Everything fell together. I drove north a few hours, met the grower in his field, which had recently been harvested for the flowers, leaving windrows of crimped hurd, (hemp fiber) lying on the ground. We had a brief chat. Like most farmers, he was busy. He cultivated over 3,000 acres last year. This was his sixth season and they were all in for next one as well. I told him my plan. He gave me his blessing and left.
With a garden rake, a short amount of time and a bit of sweat, my pick-up bed was loaded. I turned back south headed for Taos.
As if it were all meant to be, the festival organizer had retrieved my proposition from their machine, by the time I arrived and provided a prominent location where, next day, I would commence with my scheme.
A design for the first hemp sculpture had already come to me. There were sketches in my journal with assorted notes and dimensions.
For this one, I chose a honeybee because hemp helps bees. It grows fine without pesticides and its healthy pollen feeds the bees.
Hemp and bees, bees and hemp, heaven and earth come together symbiotically in these two elegant agents of sane and sustainable ecology.

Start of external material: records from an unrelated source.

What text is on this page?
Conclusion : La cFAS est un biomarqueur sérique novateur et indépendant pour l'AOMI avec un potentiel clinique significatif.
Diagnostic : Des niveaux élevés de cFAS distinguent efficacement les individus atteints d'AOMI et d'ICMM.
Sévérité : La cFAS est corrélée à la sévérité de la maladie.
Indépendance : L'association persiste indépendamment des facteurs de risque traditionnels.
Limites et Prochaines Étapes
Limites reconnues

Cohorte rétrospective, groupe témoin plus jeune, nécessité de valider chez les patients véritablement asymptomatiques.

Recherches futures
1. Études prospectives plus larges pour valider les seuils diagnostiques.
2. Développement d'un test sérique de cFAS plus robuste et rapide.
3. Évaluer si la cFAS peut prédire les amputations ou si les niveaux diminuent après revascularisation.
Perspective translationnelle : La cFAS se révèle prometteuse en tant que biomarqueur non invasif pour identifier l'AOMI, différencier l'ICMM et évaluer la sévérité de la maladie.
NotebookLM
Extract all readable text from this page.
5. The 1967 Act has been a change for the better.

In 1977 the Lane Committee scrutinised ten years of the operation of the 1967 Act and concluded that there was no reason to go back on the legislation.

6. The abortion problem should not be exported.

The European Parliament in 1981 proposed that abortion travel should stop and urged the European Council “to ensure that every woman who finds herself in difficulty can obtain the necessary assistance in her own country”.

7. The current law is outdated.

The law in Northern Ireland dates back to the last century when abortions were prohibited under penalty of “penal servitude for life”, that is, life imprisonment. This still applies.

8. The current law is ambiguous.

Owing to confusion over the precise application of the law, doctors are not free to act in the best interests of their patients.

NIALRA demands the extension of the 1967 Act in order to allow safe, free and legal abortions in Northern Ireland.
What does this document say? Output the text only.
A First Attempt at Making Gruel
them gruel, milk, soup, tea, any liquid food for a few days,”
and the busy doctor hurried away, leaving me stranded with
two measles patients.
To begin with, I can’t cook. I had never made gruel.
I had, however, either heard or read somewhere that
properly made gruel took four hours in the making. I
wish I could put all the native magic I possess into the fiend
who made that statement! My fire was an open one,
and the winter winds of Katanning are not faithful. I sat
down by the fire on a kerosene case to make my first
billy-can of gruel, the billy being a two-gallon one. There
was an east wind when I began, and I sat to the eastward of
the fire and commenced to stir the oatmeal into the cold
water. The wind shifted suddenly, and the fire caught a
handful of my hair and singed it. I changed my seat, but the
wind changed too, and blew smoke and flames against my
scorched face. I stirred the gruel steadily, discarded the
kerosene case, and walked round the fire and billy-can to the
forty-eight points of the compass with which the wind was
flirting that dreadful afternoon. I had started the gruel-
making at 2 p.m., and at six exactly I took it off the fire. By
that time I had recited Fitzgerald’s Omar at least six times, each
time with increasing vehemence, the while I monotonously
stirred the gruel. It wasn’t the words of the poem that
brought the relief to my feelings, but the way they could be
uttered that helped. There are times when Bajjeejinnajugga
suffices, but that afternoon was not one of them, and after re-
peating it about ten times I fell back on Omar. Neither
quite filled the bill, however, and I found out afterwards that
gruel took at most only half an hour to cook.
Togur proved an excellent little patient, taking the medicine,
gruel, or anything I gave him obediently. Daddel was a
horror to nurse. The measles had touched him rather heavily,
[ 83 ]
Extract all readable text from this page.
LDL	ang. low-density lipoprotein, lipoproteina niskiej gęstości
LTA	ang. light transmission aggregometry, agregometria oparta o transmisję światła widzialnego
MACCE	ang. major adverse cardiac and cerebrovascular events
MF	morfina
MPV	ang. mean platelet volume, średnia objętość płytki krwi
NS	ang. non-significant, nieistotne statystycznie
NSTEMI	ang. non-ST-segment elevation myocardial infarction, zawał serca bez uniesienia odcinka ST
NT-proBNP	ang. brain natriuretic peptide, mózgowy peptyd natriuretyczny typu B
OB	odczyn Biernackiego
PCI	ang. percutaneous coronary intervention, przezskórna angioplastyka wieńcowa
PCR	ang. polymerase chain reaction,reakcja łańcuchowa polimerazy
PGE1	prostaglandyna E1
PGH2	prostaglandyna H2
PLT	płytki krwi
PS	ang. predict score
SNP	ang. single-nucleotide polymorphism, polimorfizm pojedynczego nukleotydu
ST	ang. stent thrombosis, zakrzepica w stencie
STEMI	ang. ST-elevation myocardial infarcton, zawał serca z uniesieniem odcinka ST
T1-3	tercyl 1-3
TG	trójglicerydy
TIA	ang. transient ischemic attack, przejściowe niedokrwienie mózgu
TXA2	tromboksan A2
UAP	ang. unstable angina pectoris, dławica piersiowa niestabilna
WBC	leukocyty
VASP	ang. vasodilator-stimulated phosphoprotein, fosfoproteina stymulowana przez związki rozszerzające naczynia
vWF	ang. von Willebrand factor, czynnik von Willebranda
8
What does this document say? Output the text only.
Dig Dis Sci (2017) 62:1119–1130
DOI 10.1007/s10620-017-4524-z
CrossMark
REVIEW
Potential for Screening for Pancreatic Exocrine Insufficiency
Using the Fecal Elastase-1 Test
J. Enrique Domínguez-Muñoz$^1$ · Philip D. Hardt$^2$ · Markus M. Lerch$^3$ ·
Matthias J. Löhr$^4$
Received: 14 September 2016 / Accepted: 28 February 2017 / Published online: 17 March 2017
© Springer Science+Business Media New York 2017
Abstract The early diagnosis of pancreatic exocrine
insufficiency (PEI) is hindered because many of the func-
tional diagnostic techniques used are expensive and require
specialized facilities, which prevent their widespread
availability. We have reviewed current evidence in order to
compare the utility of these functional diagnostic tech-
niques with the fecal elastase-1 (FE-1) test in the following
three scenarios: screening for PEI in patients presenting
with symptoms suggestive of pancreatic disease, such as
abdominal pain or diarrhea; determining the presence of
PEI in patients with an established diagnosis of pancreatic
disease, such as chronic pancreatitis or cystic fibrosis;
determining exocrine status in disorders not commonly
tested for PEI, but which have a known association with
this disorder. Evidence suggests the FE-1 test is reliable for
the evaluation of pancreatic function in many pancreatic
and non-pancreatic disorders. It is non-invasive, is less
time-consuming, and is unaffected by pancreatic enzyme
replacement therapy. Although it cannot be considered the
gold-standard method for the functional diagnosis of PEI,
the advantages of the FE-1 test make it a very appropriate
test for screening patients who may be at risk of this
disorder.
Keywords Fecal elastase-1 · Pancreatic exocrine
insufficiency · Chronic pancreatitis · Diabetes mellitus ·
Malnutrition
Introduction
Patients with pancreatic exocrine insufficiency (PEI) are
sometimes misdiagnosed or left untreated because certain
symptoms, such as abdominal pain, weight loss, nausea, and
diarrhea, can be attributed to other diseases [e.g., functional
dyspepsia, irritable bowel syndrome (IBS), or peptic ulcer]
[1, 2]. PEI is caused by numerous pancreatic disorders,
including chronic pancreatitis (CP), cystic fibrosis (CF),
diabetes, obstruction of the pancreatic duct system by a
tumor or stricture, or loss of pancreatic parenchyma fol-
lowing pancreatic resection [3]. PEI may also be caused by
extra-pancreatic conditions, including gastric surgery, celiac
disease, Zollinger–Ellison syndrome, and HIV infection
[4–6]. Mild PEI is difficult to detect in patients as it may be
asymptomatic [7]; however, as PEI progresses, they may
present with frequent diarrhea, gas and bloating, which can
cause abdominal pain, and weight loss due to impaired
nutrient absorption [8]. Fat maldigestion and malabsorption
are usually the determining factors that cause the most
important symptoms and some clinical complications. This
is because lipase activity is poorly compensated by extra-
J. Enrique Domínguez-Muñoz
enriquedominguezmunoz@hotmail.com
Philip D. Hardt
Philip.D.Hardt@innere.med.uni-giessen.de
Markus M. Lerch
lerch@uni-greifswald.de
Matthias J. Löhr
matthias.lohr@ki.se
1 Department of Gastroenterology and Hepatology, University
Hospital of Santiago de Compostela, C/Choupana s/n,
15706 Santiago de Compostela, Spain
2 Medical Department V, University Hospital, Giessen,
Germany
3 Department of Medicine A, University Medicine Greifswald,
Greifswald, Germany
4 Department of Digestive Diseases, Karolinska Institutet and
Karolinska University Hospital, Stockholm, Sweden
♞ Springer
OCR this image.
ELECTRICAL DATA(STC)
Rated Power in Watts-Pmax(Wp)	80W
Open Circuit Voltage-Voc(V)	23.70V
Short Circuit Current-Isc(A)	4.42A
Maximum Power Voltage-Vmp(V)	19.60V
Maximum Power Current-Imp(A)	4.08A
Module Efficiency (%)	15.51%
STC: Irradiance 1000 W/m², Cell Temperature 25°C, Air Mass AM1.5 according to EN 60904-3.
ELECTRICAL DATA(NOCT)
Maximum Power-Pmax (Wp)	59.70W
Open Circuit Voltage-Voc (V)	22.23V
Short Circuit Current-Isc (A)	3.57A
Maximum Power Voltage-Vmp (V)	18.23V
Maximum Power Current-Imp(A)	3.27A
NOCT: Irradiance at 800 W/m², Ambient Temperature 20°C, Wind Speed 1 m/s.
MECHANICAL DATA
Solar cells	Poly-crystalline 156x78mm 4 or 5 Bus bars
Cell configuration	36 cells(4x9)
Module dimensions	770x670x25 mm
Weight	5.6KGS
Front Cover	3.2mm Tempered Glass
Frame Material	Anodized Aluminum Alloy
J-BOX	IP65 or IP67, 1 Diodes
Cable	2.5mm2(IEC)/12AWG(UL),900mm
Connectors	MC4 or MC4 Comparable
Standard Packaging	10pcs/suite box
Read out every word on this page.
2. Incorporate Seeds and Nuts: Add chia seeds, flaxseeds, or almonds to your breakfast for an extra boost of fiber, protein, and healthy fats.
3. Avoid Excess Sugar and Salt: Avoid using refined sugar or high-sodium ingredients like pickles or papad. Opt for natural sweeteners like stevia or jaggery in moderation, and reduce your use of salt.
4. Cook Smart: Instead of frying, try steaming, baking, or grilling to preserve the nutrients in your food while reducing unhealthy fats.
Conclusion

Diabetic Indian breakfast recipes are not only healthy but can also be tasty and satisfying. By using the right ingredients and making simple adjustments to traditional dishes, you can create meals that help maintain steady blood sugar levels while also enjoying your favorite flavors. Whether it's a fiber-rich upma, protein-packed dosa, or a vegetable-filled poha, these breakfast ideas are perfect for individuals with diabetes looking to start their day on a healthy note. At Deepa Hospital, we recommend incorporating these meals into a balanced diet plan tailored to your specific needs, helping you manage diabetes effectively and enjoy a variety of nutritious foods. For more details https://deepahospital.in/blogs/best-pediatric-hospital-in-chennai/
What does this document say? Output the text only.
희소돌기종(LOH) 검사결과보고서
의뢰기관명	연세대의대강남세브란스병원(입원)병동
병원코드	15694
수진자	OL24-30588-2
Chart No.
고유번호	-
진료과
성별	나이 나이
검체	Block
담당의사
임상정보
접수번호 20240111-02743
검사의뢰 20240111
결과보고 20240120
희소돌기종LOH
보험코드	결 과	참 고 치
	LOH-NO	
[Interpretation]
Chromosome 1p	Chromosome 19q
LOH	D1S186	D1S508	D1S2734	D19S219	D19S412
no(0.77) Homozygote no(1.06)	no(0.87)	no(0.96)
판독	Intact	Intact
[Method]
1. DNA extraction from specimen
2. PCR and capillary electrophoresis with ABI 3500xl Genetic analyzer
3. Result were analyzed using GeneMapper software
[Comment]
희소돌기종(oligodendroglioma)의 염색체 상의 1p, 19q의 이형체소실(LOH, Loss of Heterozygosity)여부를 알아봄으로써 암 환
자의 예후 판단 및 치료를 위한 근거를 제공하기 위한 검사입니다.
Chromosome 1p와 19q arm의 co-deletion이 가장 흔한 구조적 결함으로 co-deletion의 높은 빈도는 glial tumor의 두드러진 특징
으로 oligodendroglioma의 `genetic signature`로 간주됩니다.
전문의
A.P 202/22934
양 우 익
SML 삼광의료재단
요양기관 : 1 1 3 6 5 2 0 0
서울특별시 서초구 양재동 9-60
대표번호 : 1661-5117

There is probably no better teacher in all of nature than bees. Observing them in a hive is surely more instructive than watching things on screens. Beekeeping should be taught to all first world teens.
Like teens, bees dance in groups. Their in hive boogie resemble figure eights. Each one reveals precisely how far, and in what direction to venture forth for food.
Coincidentally, I have always been attracted to figure eights and employ them often in design. So a figure eight became the foundational form for this latest creation of mine.
It turned out to be a gorgeous day in Taos. The sky was turquoise. The sun was warm and the wind, mild.
In the eight hours I labored, a rudimentary form emerged and stood up on its own just before dusk. The festival attendants that I engaged with seemed suitably impressed.
I knew there was a lot more I could do to invest that queen bee with majesty, but it would take time.
High Desert Hempfest was a laid back event, but I think anyone would judge it a success. That said, I was preoccupied with my task and had no leisure to take in much else. There were craft and food booths, other demonstrations. I labored right next to the music tent with a program of players and keynote speakers that were exceptionally fine to hear, while I worked on my design. After a bite to eat, a bit of rest, and watching a talented duet perform a set, I said goodbye to the festival folk and brought my creation home to where I could make it look its best.
This past winter there were many mild days. In between cold spells, I got myself out to the yard and worked hard. Some days were work, others were play.
I found sculpting with hemp so agreeable in fact, it wasn’t a much of a stretch to make two more bees.
The original had been a queen, as I have said, but how would anyone know unless there were a drone and a worker all in line?
And how much more impressive would it be when you came upon, not one, but three gigantic bees for the first time? Here they are in our garden keeping out the deer.